Emphasizing environmental conservation and cleanliness, the Director of the National Environmental Agency (NEA) Mamadou Jama Suwareh, said plastics and plastic bags were banned in since 2015. “Although, few forms of plastic bags were exempted when former president Jammeh imposed the ban, the NEA had followed due procedures at the National Assembly, to ensure that the ban is part of the Constitution,’’ he said.
According to Suwareh, the NEA tried to get a Company to recycle plastic waste in the country, but that the conditions attached to the request by these Companies, had been difficult for the Agency to guarantee.
He reiterated on the availability of plastic bags in our homes and markets; that the Law against its ban is still active and can be used to prosecute anybody found wanting. “So far, more than one hundred people are standing trial at the High Court because of an infringement on the Law,” he informed.
On Golden Lead allegations that they were disposing waste in the sea, Director Suwareh said: “In fact, the waste produce by the alleged industry, was used by the women of Gunjur as manure, in their horticultural activities,” he said; that the claims and allegations of activists against Golden Lead Factory’s waste disposal into the sea, were unsubstantiated allegations.

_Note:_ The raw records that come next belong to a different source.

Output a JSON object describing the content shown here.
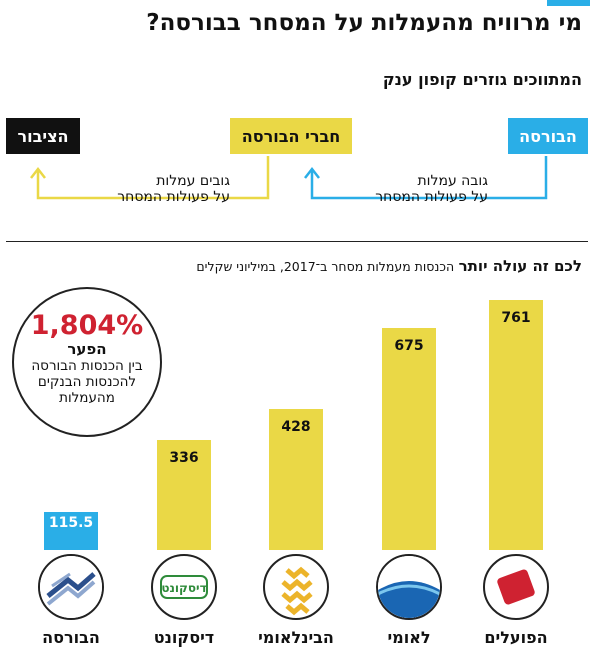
{
  "headline": "מי מרוויח מהעמלות על המסחר בבורסה?",
  "flow": {
    "title": "המתווכים גוזרים קופון ענק",
    "boxes": {
      "exchange": "הבורסה",
      "members": "חברי הבורסה",
      "public": "הציבור"
    },
    "exchange_text": [
      "גובה עמלות",
      "על פעולות המסחר"
    ],
    "members_text": [
      "גובים עמלות",
      "על פעולות המסחר"
    ]
  },
  "callout": {
    "percent": "1,804%",
    "label": "הפער",
    "lines": [
      "בין הכנסות הבורסה",
      "להכנסות הבנקים",
      "מהעמלות"
    ]
  },
  "colors": {
    "accent_blue": "#2aaee7",
    "bar_yellow": "#ead846",
    "callout_red": "#cf2231",
    "dark": "#111111"
  },
  "icons": [
    "hapoalim-logo-icon",
    "leumi-logo-icon",
    "beinleumi-logo-icon",
    "discount-logo-icon",
    "tase-logo-icon"
  ],
  "chart_data": {
    "type": "bar",
    "title": "לכם זה עולה יותר",
    "subtitle": "הכנסות מעמלות מסחר ב־2017, במיליוני שקלים",
    "categories": [
      "הפועלים",
      "לאומי",
      "הבינלאומי",
      "דיסקונט",
      "הבורסה"
    ],
    "values": [
      761,
      675,
      428,
      336,
      115.5
    ],
    "value_labels": [
      "761",
      "675",
      "428",
      "336",
      "115.5"
    ],
    "ylim": [
      0,
      761
    ],
    "grid": false
  }
}
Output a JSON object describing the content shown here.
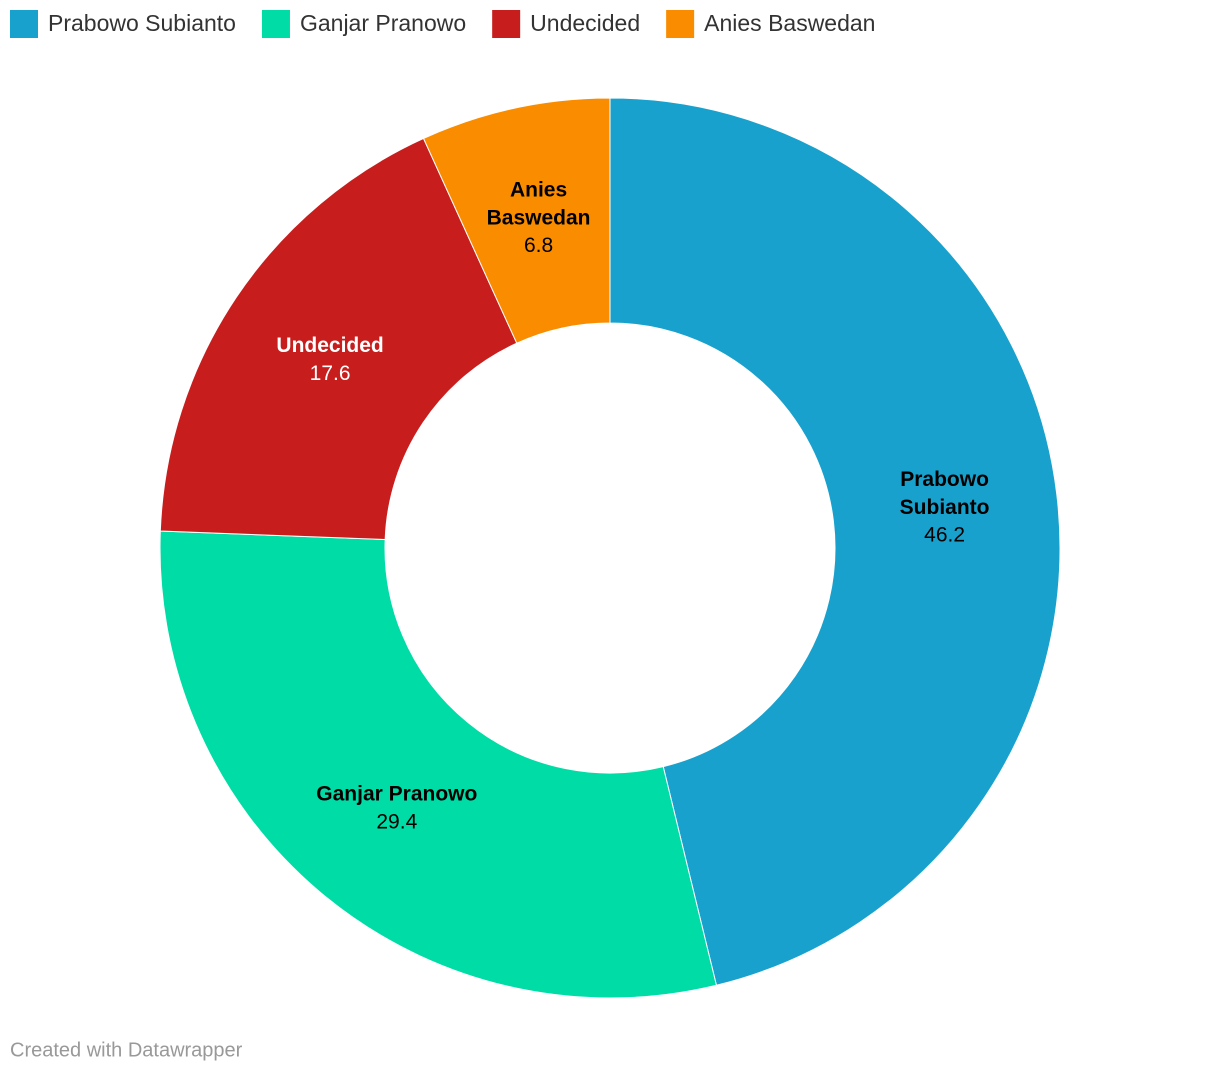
{
  "chart_data": {
    "type": "donut",
    "categories": [
      "Prabowo Subianto",
      "Ganjar Pranowo",
      "Undecided",
      "Anies Baswedan"
    ],
    "values": [
      46.2,
      29.4,
      17.6,
      6.8
    ],
    "colors": [
      "#18a1cd",
      "#00dca6",
      "#c71e1d",
      "#fa8c00"
    ],
    "label_colors": [
      "#000000",
      "#000000",
      "#ffffff",
      "#000000"
    ],
    "credit": "Created with Datawrapper"
  }
}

On the issue of giving out Licenses to industries, Suwareh said NEA does not give license but gives clearance based on a factory meeting their requirements; that stakeholders of the environment such as Physical Planning, Geology Department and NEA, work together before a License is given to any factory to operate in the country.
Dr. Dawda Badjie reiterated, that there is no factory in the world that can claim zero emission of pollution; but that minimizing its negative effects is the priority of all including the Gambia. He warned against the burning of plastic by women before cooking, saying this can have serious health implications on the people who eat that diet.
Muhammed Jaiteh, the Director of Forestry, explained that half of four hundred and twenty-three thousand hectares of forestry in the country, will be given to communities to manage; that this was why the Community Forestry plan was initiated by Government. Jaiteh said in order to boost forestry to meet National Development Plan goals, staff capacity building and a Forestry School is deemed necessary; that the Ministry will refurbish the Forestry School in Kafuta, were new graduates will be trained on forestry and forest matters.
Other speakers at the Press conference were the Minister of Communication and Infrastructure Ebrima Sillah and Government Spokesperson Ebrima Sankareh.